Le Jadis, le Naguère et le Maintenant
[lundi 30 juin 2008 - 15:30]
Philosophie
Couverture ouvrage
Petit Panthéon portatif
Éditeur : La Fabrique
160 pages
A. Badiou rend hommage aux grands philosophes disparus de ces dernières années et défend à travers eux l'existence philosophique.

On imagine assez mal Alain Badiou céder à la tradition de déploration de ce "moment philosophique des années 1960", selon l’expression de Frédéric Worms – et ajouter son témoignage à la longue série des textes consacrés à cet âge d’or de la philosophie française. Il y a dans le Petit Panthéon portatif le "PPP" des Petits Poèmes en prose de Baudelaire ; il y en a parfois aussi le ton, le pessimisme à l’égard du présent, – le spleen. De courts textes, hommages à de grands penseurs disparus, dits ou publiés à l’occasion de leur mort ou d’un anniversaire de leur mort, composent ce livre qui  était destiné au départ, à en croire Alain Badiou, à porter le titre d’ "Oraisons funèbres". Un genre difficilement maniable que celui-là, jamais immunisé contre l’insipide tendance à faire briller les morts pour mieux critiquer les vivants… Un critique malveillant aurait beau jeu de mettre en valeur la mélancolie de ce dernier témoin, avec Lévi-Strauss et quelques autres, de ce nouvel âge d’or de la philosophie : "Maintenant, c'est nous qui sommes les vieux. Alors nous… Qui, nous ? Eh bien, cela veut très précisément dire, nous qui avons été les disciples immédiats de ceux qui ont disparu. Nous qui avions, dans ces années-là, de 1963 à 1968, entre vingt et trente ans, nous qui suivions avec passion les leçons de ces maîtres, nous qui au fil de leur vieillesse sommes devenus les anciens. Les anciens non pas au même titre qu’eux, puisqu’ils étaient la signature du moment dont je parle, et que le moment actuel, sans doute, ne mérite aucune signature."1

Ces quelques remarques seraient sans doute, dans un autre contexte, et pour un autre auteur, des reproches.
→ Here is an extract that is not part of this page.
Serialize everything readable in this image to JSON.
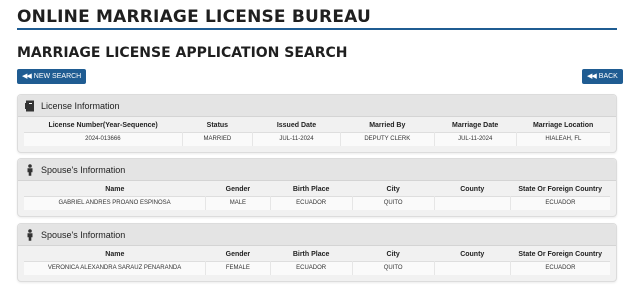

Mais c'est compter sans la plume puissante et l’extrême lucidité philosophique de celui qui demeure aujourd’hui l’un des garants les plus inébranlables de cette "signature du moment actuel". Le Petit Panthéon portatif est à coup sûr un des grands livres de l’année, et on ne saurait trop en recommander la lecture : à quiconque s’intéresse à Althusser, Borreil, Canguilhem, Cavaillès, Châtelet, Deleuze, Derrida, Foucault, Hyppolite, Lacan, Lacoue-Labarthe, Lyotard, F. Proust, ou encore Sartre, pour les citer tous ; mais aussi à quiconque rejette le jugement réducteur d’Alain Renaut et Luc Ferry sur la "pensée 68" dont ce mois de Mai 2008 nous a sans cesse rappelé, dans chaque vitrine de librairie et dans tous les journaux, aussi bien "l’actualité" (comme il est de bon goût de dire aujourd’hui) c'est-à-dire la prégnance dans la pensée contemporaine, que la distance qui, irréductiblement, nous en sépare ; – enfin, à quiconque s’intéresse, en général, à la philosophie, et pense encore, comme Platon déjà, que celle-ci ne peut être détachée, ni de l’éthique, ni de la politique, et qu’un philosophe qui dégage sa pensée de ces implications extra-philosophiques n’est pas authentique, – qu’un philosophe, enfin, renie sa propre essence s’il n’est pas de part en part traversé par une certaine authenticité, pour autant que l’on puisse employer cette expression en dehors de son contexte heideggérien.


Unité et Pluralité

 C'est parce qu’ils incarnaient, chacun à leur manière, avec une extrême diversité, cette "authenticité" philosophique (eux qui étaient encore à la recherche de cette sophia des Anciens) que ces philosophes ont été jugés dignes d’entrer dans ce "petit Panthéon". Chacun à leur manière, ils constituent aux yeux d’Alain Badiou, bien plus que des "modèles", – de véritables exempla pour ceux qui, aujourd’hui, ont "entre vingt et trente ans", et qui n’ont pas connu ces maîtres. "Je convoque mes amis les philosophes disparus comme témoins à charge du procès intenté par l’Infini aux falsificateurs. Ils viennent dire, par le truchement de la voix qui prononce leur éloge, que l’impératif du matérialisme démocratique contemporain, ‘Vis sans Idée’, est à la fois vil et inconsistant."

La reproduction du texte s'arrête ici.